Side note-- the last bolt before the anchors looks quite loose, probably due to more than a few whippers. Could use a little love next time someone is up there. Oct 19, 2015
Joseph Crotty
Broomfield, CO
Joseph Crotty   Broomfield, CO
ACE has upgraded bolt seven and the anchors to beefy glue-ins. Anchor now has perma carabiners for quick and easy lower offs. ACE will order up a few more permadraws for the two bolts (i.e., first and last) currently devoid of such. Aug 22, 2018
Joseph Crotty
Broomfield, CO
Joseph Crotty   Broomfield, CO
This is the sharpest Eldo route I have ever worked. Every time I took a burn, my hands would get nicked up.
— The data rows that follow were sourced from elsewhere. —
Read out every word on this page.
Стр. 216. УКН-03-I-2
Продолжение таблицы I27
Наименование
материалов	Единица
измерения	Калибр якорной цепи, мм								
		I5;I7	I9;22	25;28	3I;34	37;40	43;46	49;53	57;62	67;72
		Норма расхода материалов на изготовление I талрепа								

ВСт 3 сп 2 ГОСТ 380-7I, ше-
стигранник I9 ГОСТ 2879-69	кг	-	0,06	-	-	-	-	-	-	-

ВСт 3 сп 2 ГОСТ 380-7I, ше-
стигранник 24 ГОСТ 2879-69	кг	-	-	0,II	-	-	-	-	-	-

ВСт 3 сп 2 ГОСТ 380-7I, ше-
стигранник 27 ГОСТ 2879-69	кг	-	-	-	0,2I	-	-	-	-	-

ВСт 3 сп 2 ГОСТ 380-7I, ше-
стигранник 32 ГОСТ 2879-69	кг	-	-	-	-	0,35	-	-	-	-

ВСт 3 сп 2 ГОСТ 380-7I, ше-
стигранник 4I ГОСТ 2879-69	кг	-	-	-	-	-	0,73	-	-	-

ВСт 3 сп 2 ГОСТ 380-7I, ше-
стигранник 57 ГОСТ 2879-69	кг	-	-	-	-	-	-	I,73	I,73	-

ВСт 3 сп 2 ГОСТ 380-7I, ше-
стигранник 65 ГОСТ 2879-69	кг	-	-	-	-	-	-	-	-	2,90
Even with precision taping and careful hand hold placements, I would suffer lots of small micro cuts. Smaller handed climbers don't seem to get cut up as much. Crux lob is lots of fun. IMHO the hardest .12d I have done to date (i.e., six .12ds total to date).
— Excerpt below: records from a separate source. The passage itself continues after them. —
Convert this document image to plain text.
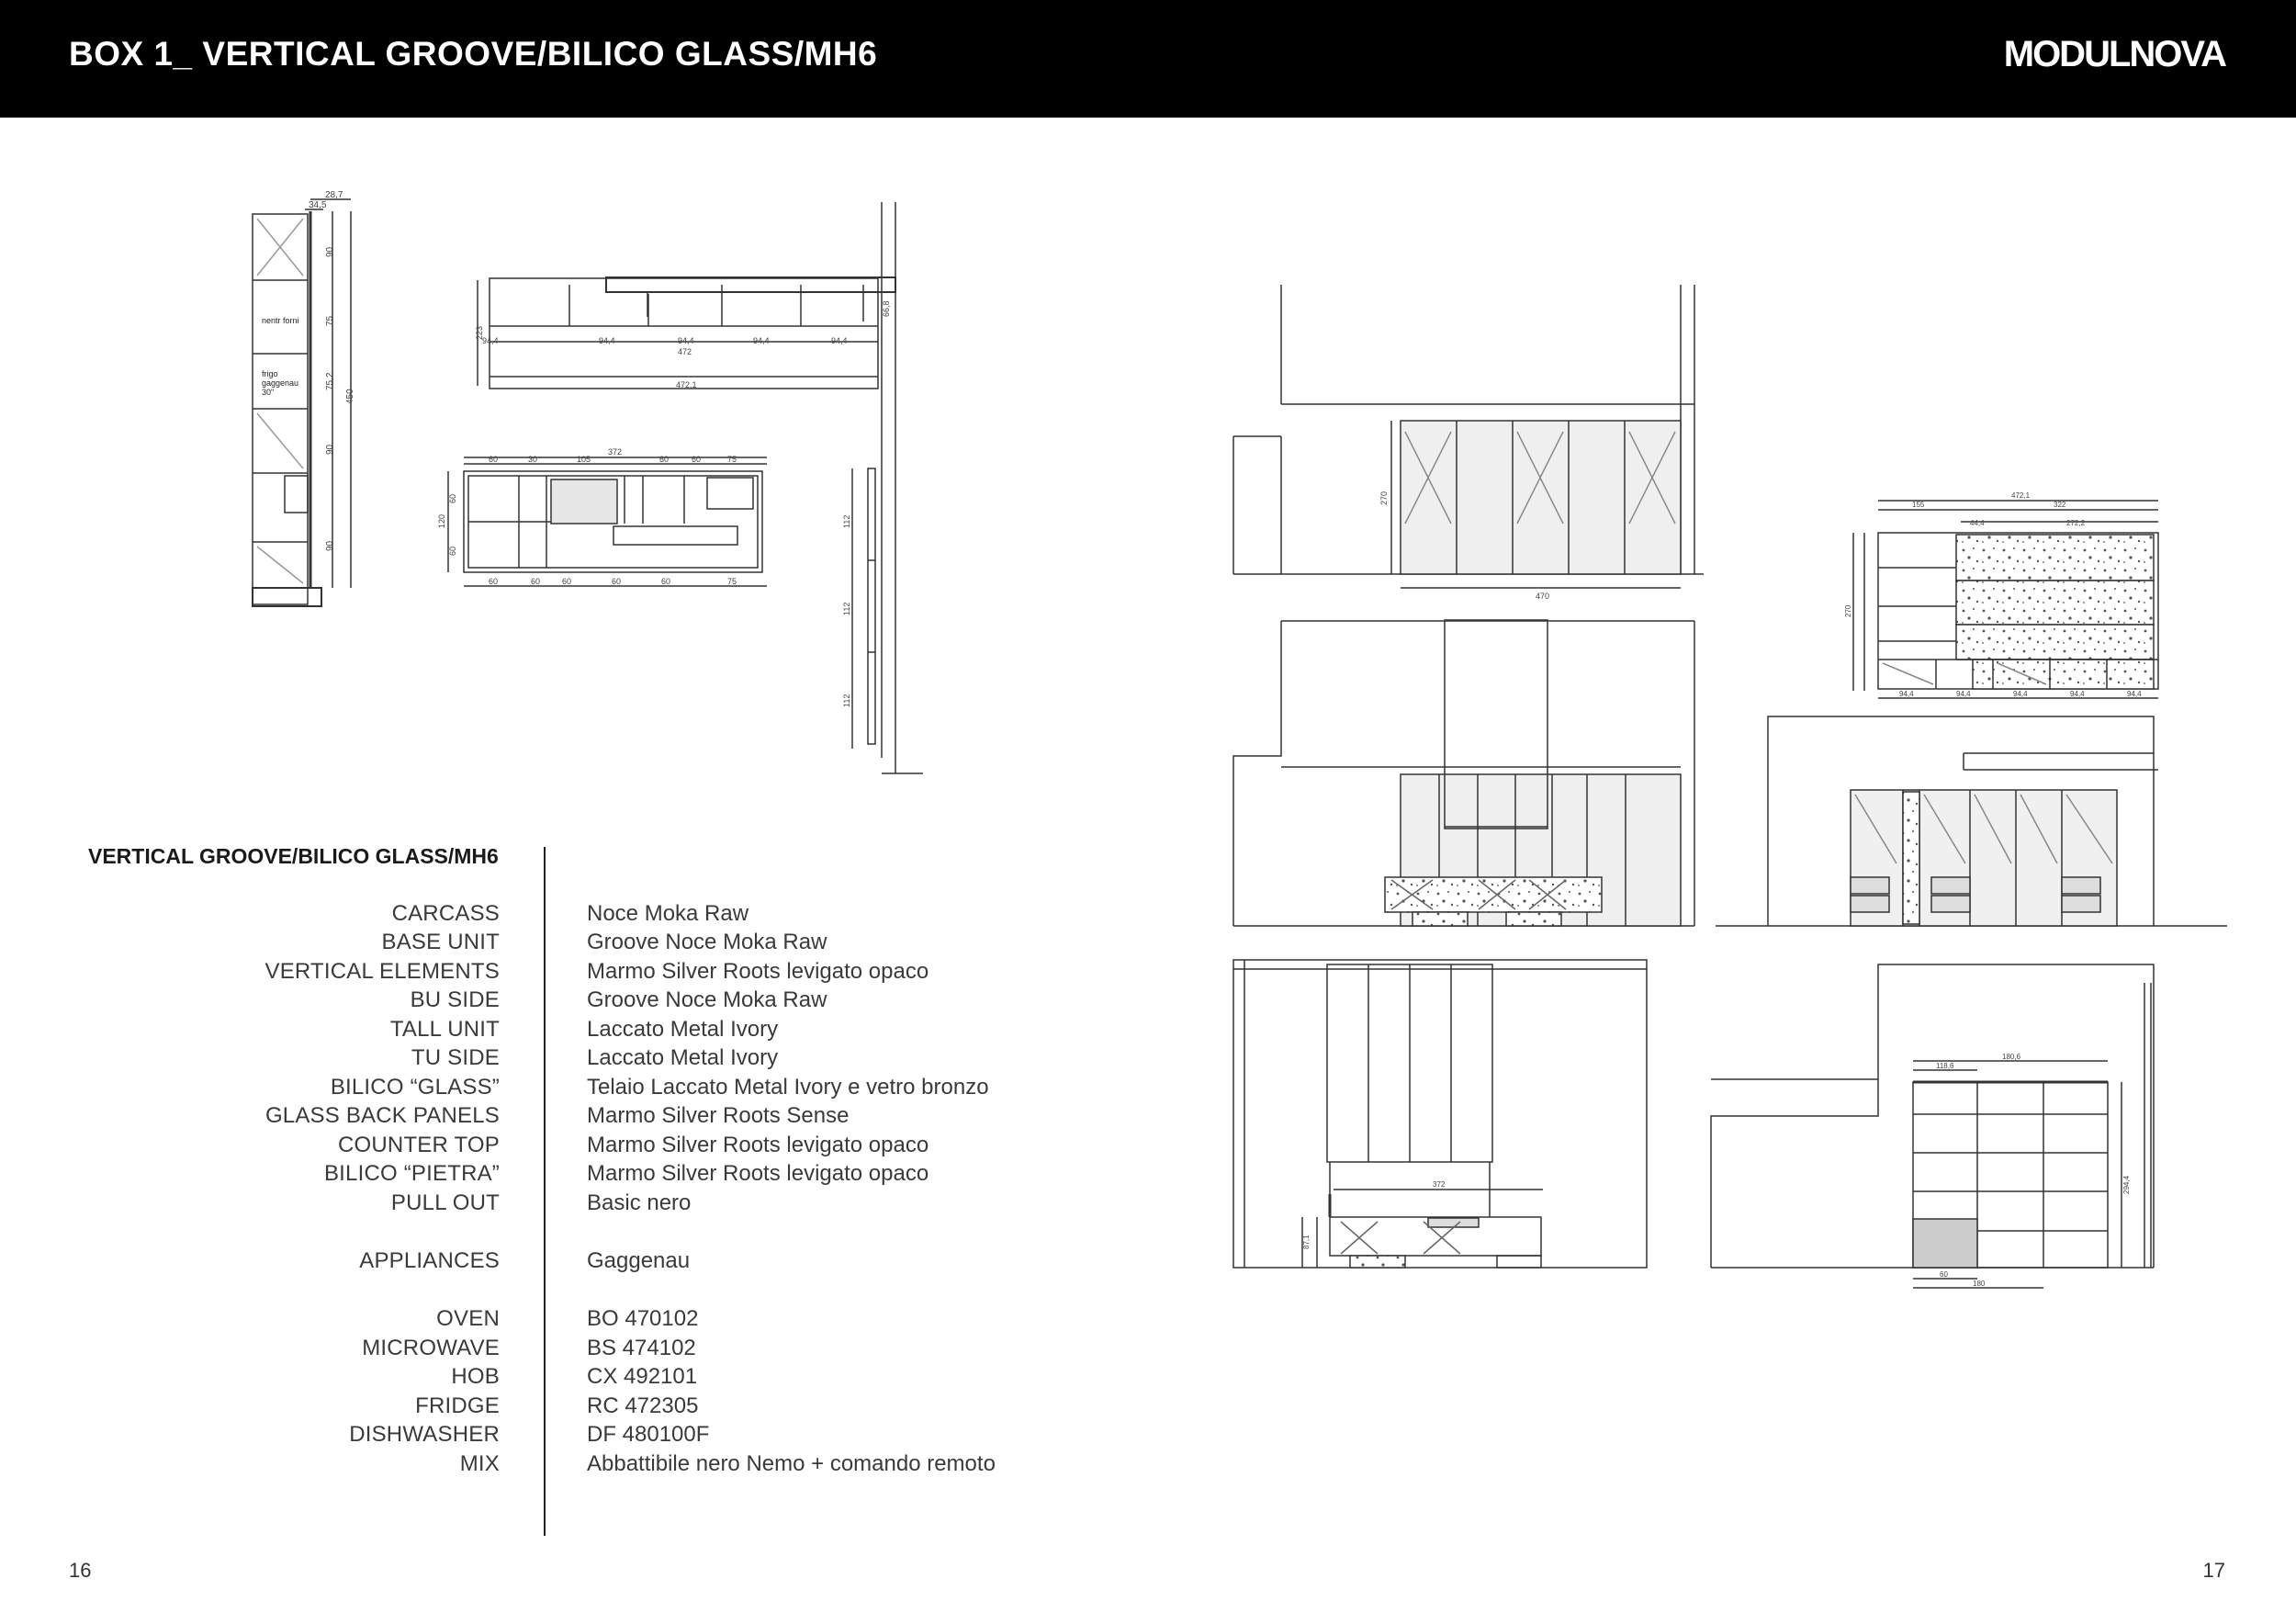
BOX 1_ VERTICAL GROOVE/BILICO GLASS/MH6	MODULNOVA
28,7
34,5
90
75
75,2
90
90
450
nentr forni
frigo
gaggenau
30"
94,4	94,4	94,4	94,4	94,4
472
472,1
66,8
223
372
60	30	105	60	60	75
60	60	60	60	60	75
60
120
60
112
112
112
270
470
472,1
155	322
44,4	272,2
94,4	94,4	94,4	94,4	94,4
270
372
87,1
180,6
118,6
294,4
60
180
VERTICAL GROOVE/BILICO GLASS/MH6
CARCASS	Noce Moka Raw
BASE UNIT	Groove Noce Moka Raw
VERTICAL ELEMENTS	Marmo Silver Roots levigato opaco
BU SIDE	Groove Noce Moka Raw
TALL UNIT	Laccato Metal Ivory
TU SIDE	Laccato Metal Ivory
BILICO “GLASS”	Telaio Laccato Metal Ivory e vetro bronzo
GLASS BACK PANELS	Marmo Silver Roots Sense
COUNTER TOP	Marmo Silver Roots levigato opaco
BILICO “PIETRA”	Marmo Silver Roots levigato opaco
PULL OUT	Basic nero
APPLIANCES	Gaggenau
OVEN	BO 470102
MICROWAVE	BS 474102
HOB	CX 492101
FRIDGE	RC 472305
DISHWASHER	DF 480100F
MIX	Abbattibile nero Nemo + comando remoto
16	17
At least three critical under clings are used and a few side pulls for good measure. The route is broken down into three basic parts; easy intro terrain for two bolts, bolts three through six which once wired flows well with a few low end 5.12 moves, and lastly the decent rest at bolt six and the crux situated directly above it.

There are two ways to do the crux sequence just above bolt six that I categorize based on climber height:
  • < 6'2" - the usual left hand variation. Hit the left hand crimp, get your right foot high, and toss up and right for all you're worth onto the good diagonal rail. This is desperate for tall or long legged climbers, as you can't get the good high right foot, and even if you can, the setup is very bunched.
  • > 6'2" - the big guy, right hand variation. From the double handed undercling flake at bolt six, make a big reach up with right hand to the flat shelf, and then match with your left hand (e.g., see photo link below of Colin Lantz with both hands matched on this exact hold). Now make a long horizontal right handed toss onto a blob feature that has a decent sidepull incut - this is a hard move, and your feet will likely cut, but once stable, you can quickly get your right foot on a solid smear. Lastly, press hard with your right foot on the smear, flag with your left leg, and shoot your right hand directly above to a hard-to-spot but good sidepull up high. Unless you posses great static power or have a superb reach, you may have to jump - overall, a tricky coordination move. Another move brings you onto the good diagonal rail where the two variations merge. Clip bolt seven, and finish up to the chains.